La chicorée à café ou chicorée industrielle appartient à la même espèce (Cichorium intybus var sativum) que l’endive, les chicorées pain de sucre ou les chicorées rouges (radicchio) (1*), mais son importance économique se cache dans la racine. Son utilisation et ses bienfaits sont avérés depuis l’Antiquité.

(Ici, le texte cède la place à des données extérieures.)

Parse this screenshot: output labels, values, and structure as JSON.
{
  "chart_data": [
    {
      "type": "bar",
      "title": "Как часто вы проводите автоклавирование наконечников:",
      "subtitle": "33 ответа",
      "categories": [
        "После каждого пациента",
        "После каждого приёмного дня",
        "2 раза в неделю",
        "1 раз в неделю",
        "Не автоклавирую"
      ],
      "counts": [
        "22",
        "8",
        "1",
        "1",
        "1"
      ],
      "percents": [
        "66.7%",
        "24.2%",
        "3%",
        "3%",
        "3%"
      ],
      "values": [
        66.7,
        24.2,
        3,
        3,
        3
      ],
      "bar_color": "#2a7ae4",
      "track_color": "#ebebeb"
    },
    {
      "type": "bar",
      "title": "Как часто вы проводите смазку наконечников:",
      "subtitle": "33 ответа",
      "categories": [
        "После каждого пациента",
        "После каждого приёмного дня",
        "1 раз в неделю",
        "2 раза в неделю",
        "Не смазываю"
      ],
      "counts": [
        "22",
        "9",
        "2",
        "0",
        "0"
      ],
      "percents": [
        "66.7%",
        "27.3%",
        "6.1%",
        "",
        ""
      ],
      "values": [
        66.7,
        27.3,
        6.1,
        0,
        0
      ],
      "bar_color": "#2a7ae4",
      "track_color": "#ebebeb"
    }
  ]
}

La racine de chicorée contient comme réserve énergétique de l’inuline, substance caractéristique de nombreuses astéracées (salsifis, scorsonères, capitules d’artichaut, topinambours, dahlias…) qui se compose de chaînes de fructose différant par leur degré de polymérisation (2*) (fructanes). L’industrie s’intéresse depuis longtemps aux racines de chicorée. Elles sont notamment cultivées pour la fabrication d’un succédané de café appelé couramment « chicorée », tronçonnées en cossettes ou râpées, puis séchées, torréfiées et moulues. Le procédé de torréfaction a été perfectionné au XIXe siècle lors du blocus continental et de la pénurie de café qui s’est ensuivie. Lors de la torréfaction (150 °C), l’inuline est transformée en fructose qui, à son tour, caramélise. Un alcaloïde amer, l’intybine, se combine au caramel pour donner l’arôme spécifique de la chicorée. Actuellement, on trouve la chicorée sous différentes formes : en grains, liquide ou soluble. Elle est considérée comme un aliment santé riche en fibres et en minéraux, naturellement sans caféine et pauvre en apports caloriques.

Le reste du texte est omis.